Hace unos meses, en la inauguración de una exposición sobre Jardiel Poncela en el Instituto Cervantes de Madrid, tuve ocasión de descubrir una vez más cómo su figura y su obra resulta de actualidad y con él, la de sus compañeros de generación. Todo en Jardiel está vivo. Y no ha sido, desde luego, por la reivindicación general –ni muchos menos pública- de su ingenio, sino por la fuerza renovadora de su obra.

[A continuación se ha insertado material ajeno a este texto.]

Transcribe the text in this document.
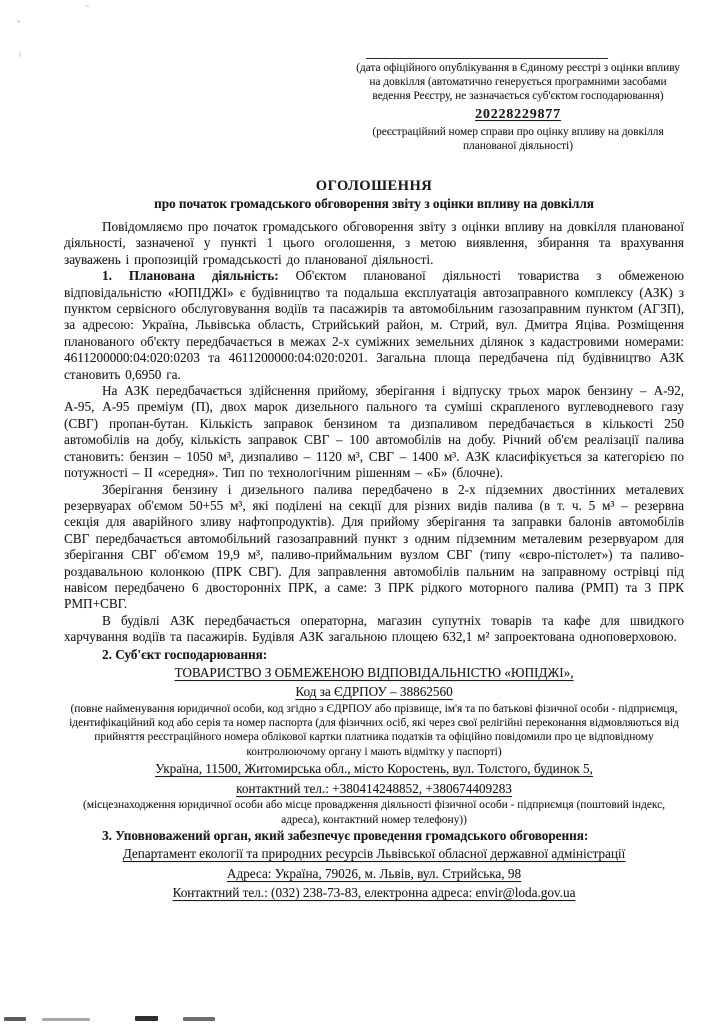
(дата офіційного опублікування в Єдиному реєстрі з оцінки впливу на довкілля (автоматично генерується програмними засобами ведення Реєстру, не зазначається суб'єктом господарювання)
20228229877
(реєстраційний номер справи про оцінку впливу на довкілля планованої діяльності)
ОГОЛОШЕННЯ
про початок громадського обговорення звіту з оцінки впливу на довкілля

Повідомляємо про початок громадського обговорення звіту з оцінки впливу на довкілля планованої діяльності, зазначеної у пункті 1 цього оголошення, з метою виявлення, збирання та врахування зауважень і пропозицій громадськості до планованої діяльності.

1. Планована діяльність: Об'єктом планованої діяльності товариства з обмеженою відповідальністю «ЮПІДЖІ» є будівництво та подальша експлуатація автозаправного комплексу (АЗК) з пунктом сервісного обслуговування водіїв та пасажирів та автомобільним газозаправним пунктом (АГЗП), за адресою: Україна, Львівська область, Стрийський район, м. Стрий, вул. Дмитра Яціва. Розміщення планованого об'єкту передбачається в межах 2-х суміжних земельних ділянок з кадастровими номерами: 4611200000:04:020:0203 та 4611200000:04:020:0201. Загальна площа передбачена під будівництво АЗК становить 0,6950 га.

На АЗК передбачається здійснення прийому, зберігання і відпуску трьох марок бензину – А-92, А-95, А-95 преміум (П), двох марок дизельного пального та суміші скрапленого вуглеводневого газу (СВГ) пропан-бутан. Кількість заправок бензином та дизпаливом передбачається в кількості 250 автомобілів на добу, кількість заправок СВГ – 100 автомобілів на добу. Річний об'єм реалізації палива становить: бензин – 1050 м³, дизпаливо – 1120 м³, СВГ – 1400 м³. АЗК класифікується за категорією по потужності – ІІ «середня». Тип по технологічним рішенням – «Б» (блочне).

Зберігання бензину і дизельного палива передбачено в 2-х підземних двостінних металевих резервуарах об'ємом 50+55 м³, які поділені на секції для різних видів палива (в т. ч. 5 м³ – резервна секція для аварійного зливу нафтопродуктів). Для прийому зберігання та заправки балонів автомобілів СВГ передбачається автомобільний газозаправний пункт з одним підземним металевим резервуаром для зберігання СВГ об'ємом 19,9 м³, паливо-приймальним вузлом СВГ (типу «євро-пістолет») та паливо-роздавальною колонкою (ПРК СВГ). Для заправлення автомобілів пальним на заправному острівці під навісом передбачено 6 двосторонніх ПРК, а саме: 3 ПРК рідкого моторного палива (РМП) та 3 ПРК РМП+СВГ.

В будівлі АЗК передбачається операторна, магазин супутніх товарів та кафе для швидкого харчування водіїв та пасажирів. Будівля АЗК загальною площею 632,1 м² запроектована одноповерховою.

2. Суб'єкт господарювання:

ТОВАРИСТВО З ОБМЕЖЕНОЮ ВІДПОВІДАЛЬНІСТЮ «ЮПІДЖІ»,

Код за ЄДРПОУ – 38862560

(повне найменування юридичної особи, код згідно з ЄДРПОУ або прізвище, ім'я та по батькові фізичної особи - підприємця, ідентифікаційний код або серія та номер паспорта (для фізичних осіб, які через свої релігійні переконання відмовляються від прийняття реєстраційного номера облікової картки платника податків та офіційно повідомили про це відповідному контролюючому органу і мають відмітку у паспорті)

Україна, 11500, Житомирська обл., місто Коростень, вул. Толстого, будинок 5,

контактний тел.: +380414248852, +380674409283

(місцезнаходження юридичної особи або місце провадження діяльності фізичної особи - підприємця (поштовий індекс, адреса), контактний номер телефону))

3. Уповноважений орган, який забезпечує проведення громадського обговорення:

Департамент екології та природних ресурсів Львівської обласної державної адміністрації

Адреса: Україна, 79026, м. Львів, вул. Стрийська, 98

Контактний тел.: (032) 238-73-83, електронна адреса: envir@loda.gov.ua
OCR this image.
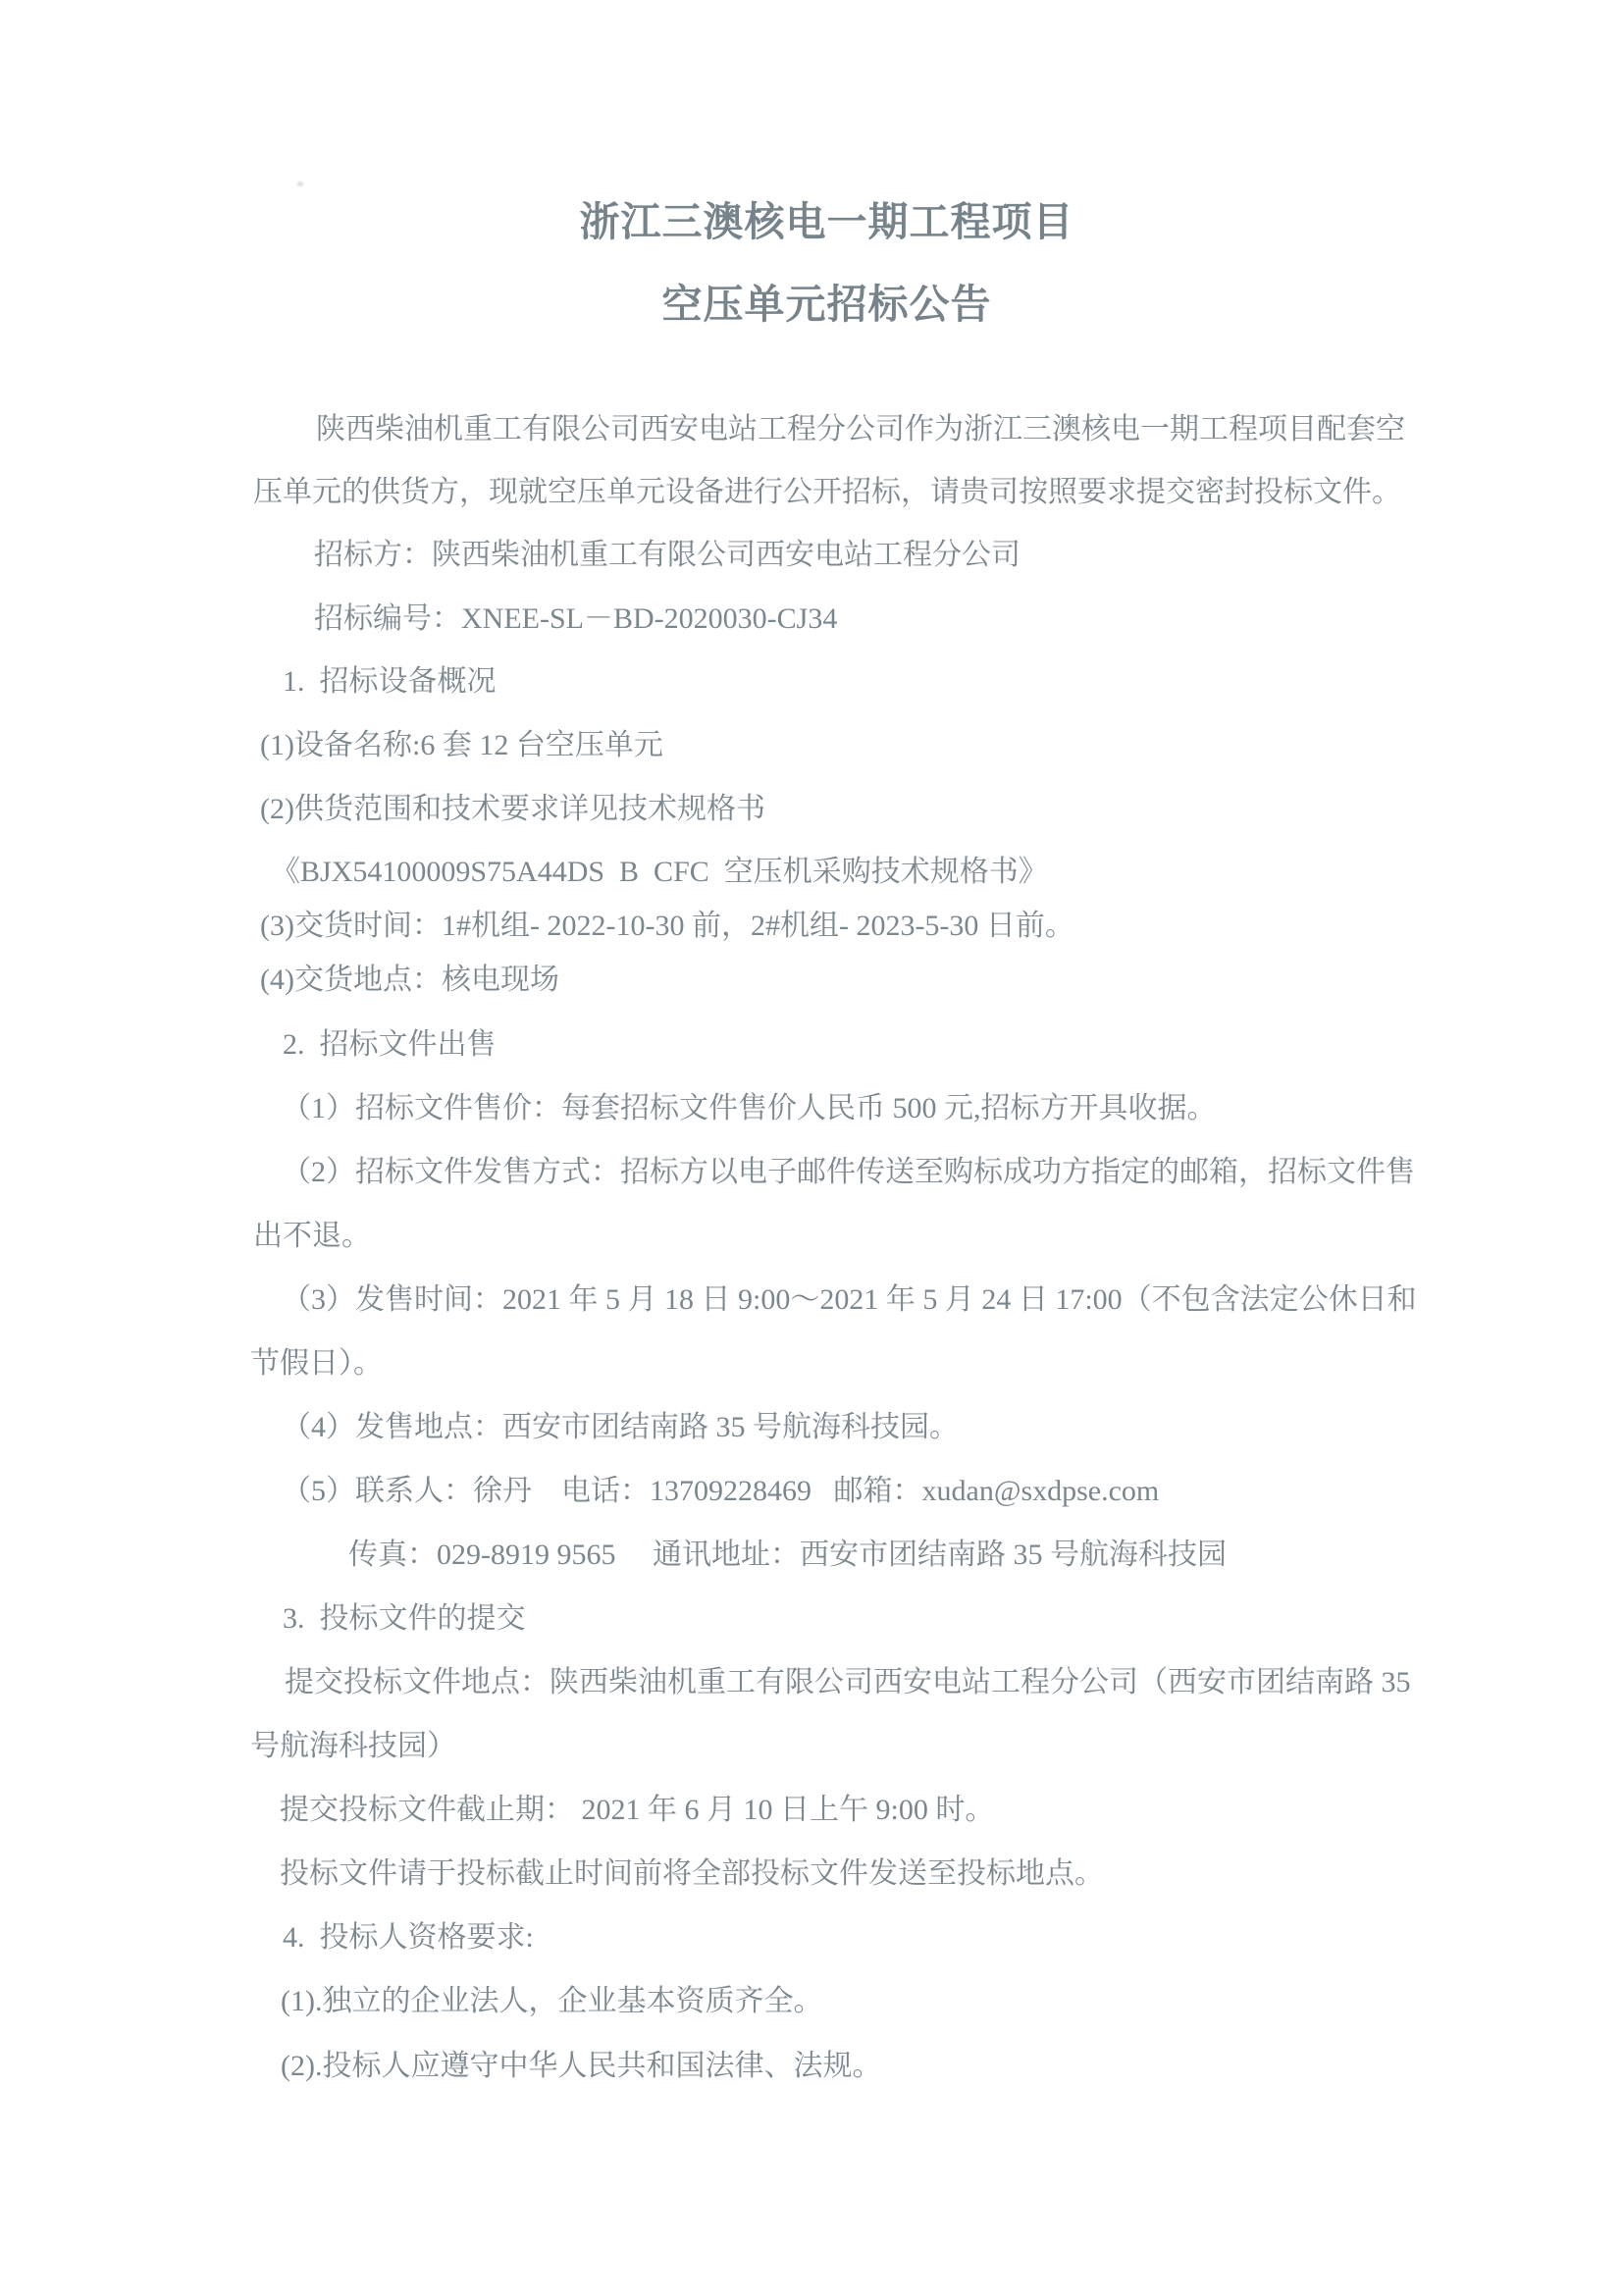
浙江三澳核电一期工程项目
空压单元招标公告
陕西柴油机重工有限公司西安电站工程分公司作为浙江三澳核电一期工程项目配套空
压单元的供货方，现就空压单元设备进行公开招标，请贵司按照要求提交密封投标文件。
招标方：陕西柴油机重工有限公司西安电站工程分公司
招标编号：XNEE-SL－BD-2020030-CJ34
1.  招标设备概况
(1)设备名称:6 套 12 台空压单元
(2)供货范围和技术要求详见技术规格书
《BJX54100009S75A44DS  B  CFC  空压机采购技术规格书》
(3)交货时间：1#机组- 2022-10-30 前，2#机组- 2023-5-30 日前。
(4)交货地点：核电现场
2.  招标文件出售
（1）招标文件售价：每套招标文件售价人民币 500 元,招标方开具收据。
（2）招标文件发售方式：招标方以电子邮件传送至购标成功方指定的邮箱，招标文件售
出不退。
（3）发售时间：2021 年 5 月 18 日 9:00～2021 年 5 月 24 日 17:00（不包含法定公休日和
节假日）。
（4）发售地点：西安市团结南路 35 号航海科技园。
（5）联系人：徐丹    电话：13709228469   邮箱：xudan@sxdpse.com
传真：029-8919 9565     通讯地址：西安市团结南路 35 号航海科技园
3.  投标文件的提交
提交投标文件地点：陕西柴油机重工有限公司西安电站工程分公司（西安市团结南路 35
号航海科技园）
提交投标文件截止期： 2021 年 6 月 10 日上午 9:00 时。
投标文件请于投标截止时间前将全部投标文件发送至投标地点。
4.  投标人资格要求:
(1).独立的企业法人，企业基本资质齐全。
(2).投标人应遵守中华人民共和国法律、法规。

Descubriendo al Jardiel más íntimo, no deja de asombrarme lo azarosa de su vida, la tristeza de sus ruinas ahogadas una y otra vez por la marea de su sentido del humor.

Hoy que su obra sigue llenando teatros, se cumple más que nunca su epitafio. Hoy que su obra congrega con fuerza al gran público, cada vez son más lo que levantan el velo ideológico que le habían impuesto y se aprovechan de que el verdadero sentido del humor es bastante más cosmopolita que ciertos momentos de la Historia de España. No hay mal que por bien no venga.

No podrá, por mucho tiempo, permanecer oculta esta otra generación del 27. Afortunados los que hemos tenido la suerte de encontrárnosla en el camino y reír con ellos. Quizá también nos lo hemos ganado porque hemos sabido rebuscar en los desvanes de la literatura española. Si acaso cabe preguntarse por qué los españoles hemos de obrar así con buena parte de nuestros autores. Y al preguntarnos por esa tozudez que es deporte nacional, asoma el alivio en el ingenio de otra greguería de Ramón: «Nos sorprende siempre ese empeño de ponernos el pijama debajo de la almohada para que no lo encontremos».